Question

A certain processor uses a fully associative cache of size 16 kB. The cache block size is 16 bytes. Assume that the main memory is byte addressable and uses a 32-bit address. How many bits are required for the Tag and the Index fields respectively in the addresses generated by the processor?

• A. 24 bits and 0 bits
• B. 28 bits and 4 bits
• C. 24 bits and 4 bits
• D. 28 bits and 0 bits

Hint:

For a {fully associative cache}: Index bits are always {0}. Tag bits $=$ Address bits $-$ Offset bits.

Answer 1

The Correct Option is D

To determine how many bits are required for the Tag and the Index fields in the addresses generated by the processor, we need to analyze the cache structure and address format.

1. Main memory is byte-addressable, using a 32-bit address, meaning each address is 32 bits long.
2. The cache size is given as 16 kB (kilobytes). Since 1 kilobyte is 1024 bytes, the cache has a total of \(16 \times 1024 = 16384\) bytes.
3. The block size within the cache is 16 bytes. Therefore, the number of cache lines (or blocks) in the cache is calculated as: \(\frac{16384}{16} = 1024\) blocks.
4. In a fully associative cache, any block from main memory can be placed into any cache line. Therefore, there is no need for an Index field (i.e., 0 bits needed for the Index).
5. The memory address is divided into three parts: Tag, Index, and Block Offset.
   • The Block Offset is determined by the block size. Given a block size of 16 bytes, the Block Offset requires \(\log_2(16) = 4\) bits.
   • The total number of bits for the Index field in a fully associative cache is 0, as explained earlier.
   • Thus, the number of bits needed for the Tag is: \(32 \text{ bits (total address)} - 0 \text{ bits (Index)} - 4 \text{ bits (Block Offset)} = 28 \text{ bits}\).
6. Therefore, the processor address requires 28 bits for the Tag and 0 bits for the Index.

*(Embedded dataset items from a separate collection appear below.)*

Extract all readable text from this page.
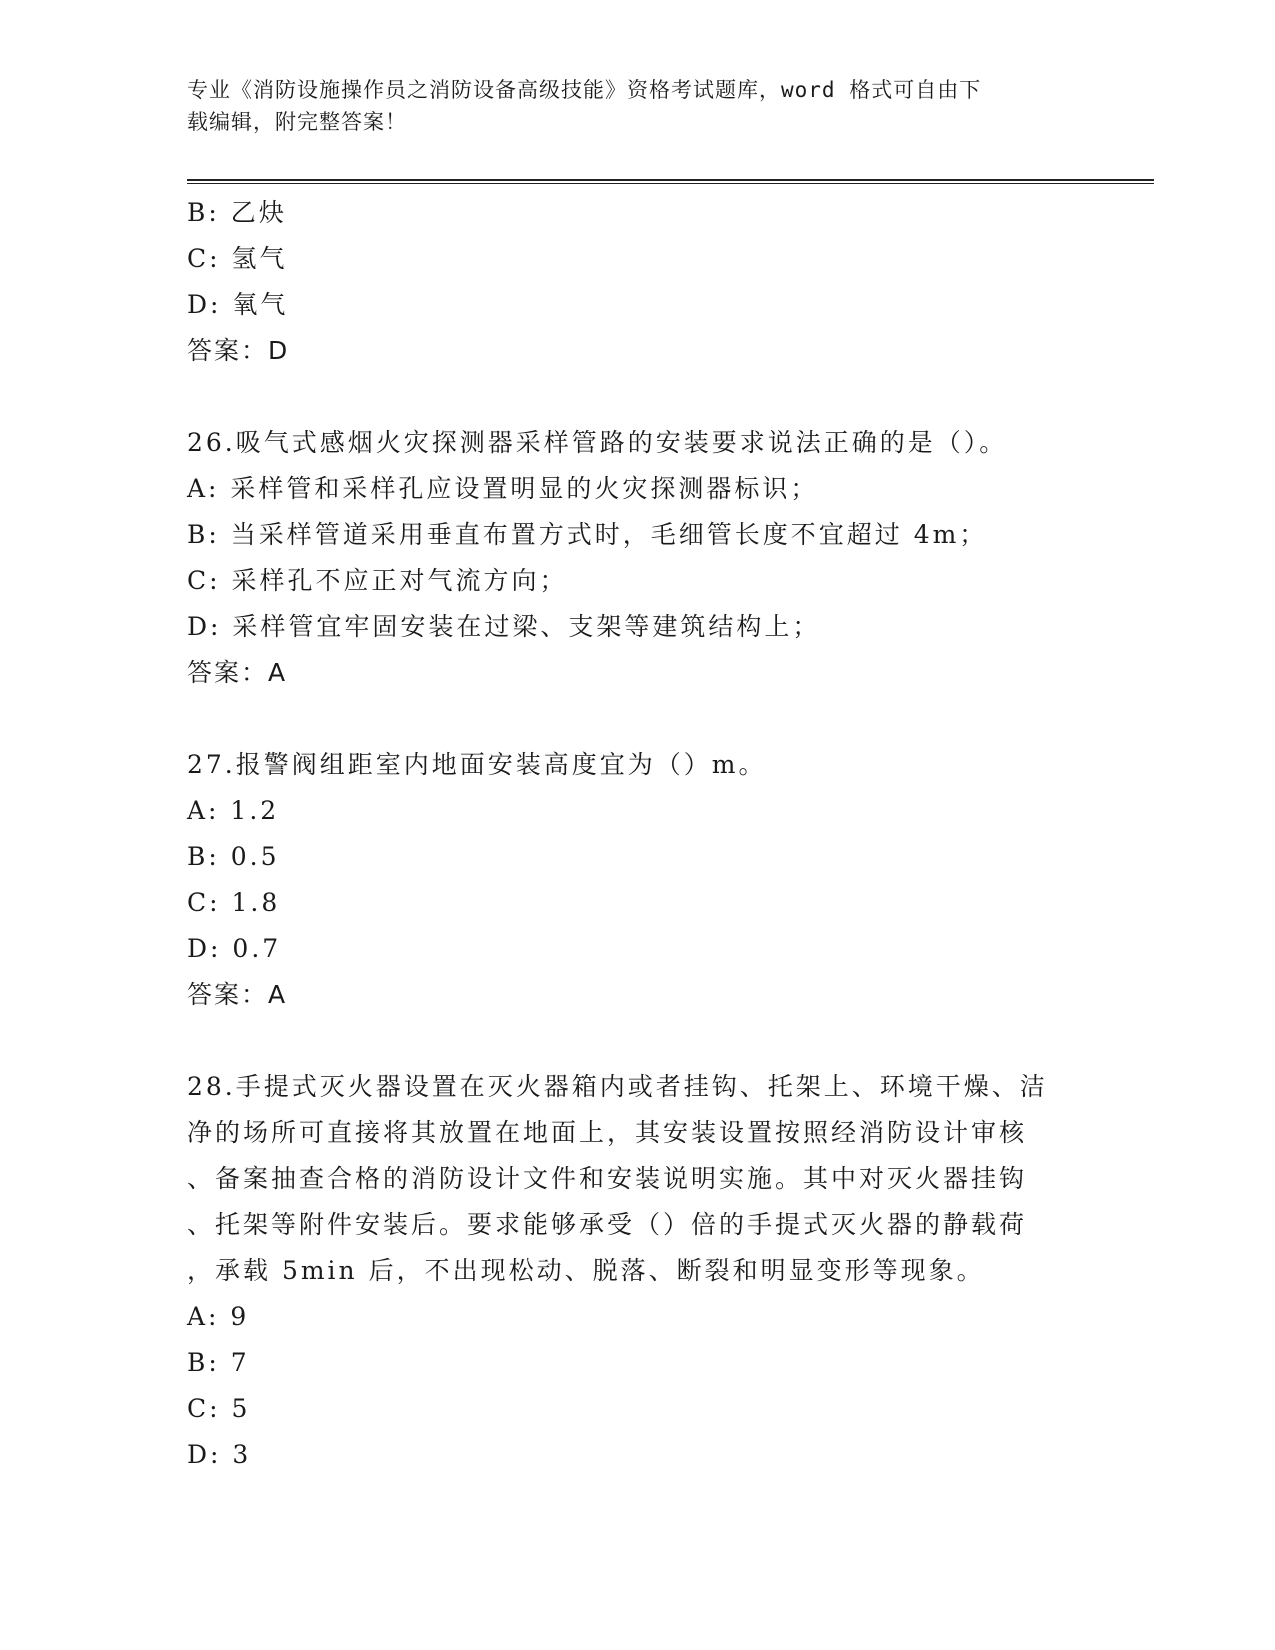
专业《消防设施操作员之消防设备高级技能》资格考试题库，word 格式可自由下
载编辑，附完整答案！
B: 乙炔
C: 氢气
D: 氧气
答案：D
26.吸气式感烟火灾探测器采样管路的安装要求说法正确的是（）。
A: 采样管和采样孔应设置明显的火灾探测器标识；
B: 当采样管道采用垂直布置方式时，毛细管长度不宜超过 4m；
C: 采样孔不应正对气流方向；
D: 采样管宜牢固安装在过梁、支架等建筑结构上；
答案：A
27.报警阀组距室内地面安装高度宜为（）m。
A: 1.2
B: 0.5
C: 1.8
D: 0.7
答案：A
28.手提式灭火器设置在灭火器箱内或者挂钩、托架上、环境干燥、洁
净的场所可直接将其放置在地面上，其安装设置按照经消防设计审核
、备案抽查合格的消防设计文件和安装说明实施。其中对灭火器挂钩
、托架等附件安装后。要求能够承受（）倍的手提式灭火器的静载荷
，承载 5min 后，不出现松动、脱落、断裂和明显变形等现象。
A: 9
B: 7
C: 5
D: 3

Conclusion: The correct option is 28 bits and 0 bits.

Answer 2

Step 1: Understand cache parameters.
Cache size $= 16$ kB $= 16 \times 1024 = 2^{14}$ bytes
Block size $= 16$ bytes $= 2^4$ bytes
Main memory address size $= 32$ bits
Step 2: Determine the number of cache blocks.
\[ \text{Number of cache blocks} = \frac{2^{14}}{2^4} = 2^{10} \] Step 3: Find the number of offset bits.
Since the memory is byte addressable and block size is $16$ bytes: \[ \text{Block offset bits} = \log_2 16 = 4 \text{ bits} \] Step 4: Determine index bits.
The cache is fully associative.
In a fully associative cache, there is no index field because any memory block can be placed in any cache block.
\[ \text{Index bits} = 0 \] Step 5: Calculate tag bits.
Address is divided as: \[ \text{Tag} + \text{Index} + \text{Offset} = 32 \text{ bits} \] Substitute known values: \[ \text{Tag} = 32 - 0 - 4 = 28 \text{ bits} \] Step 6: Conclusion.
The number of bits required for the Tag and Index fields are: \[ \boxed{28 \text{ bits and } 0 \text{ bits}} \]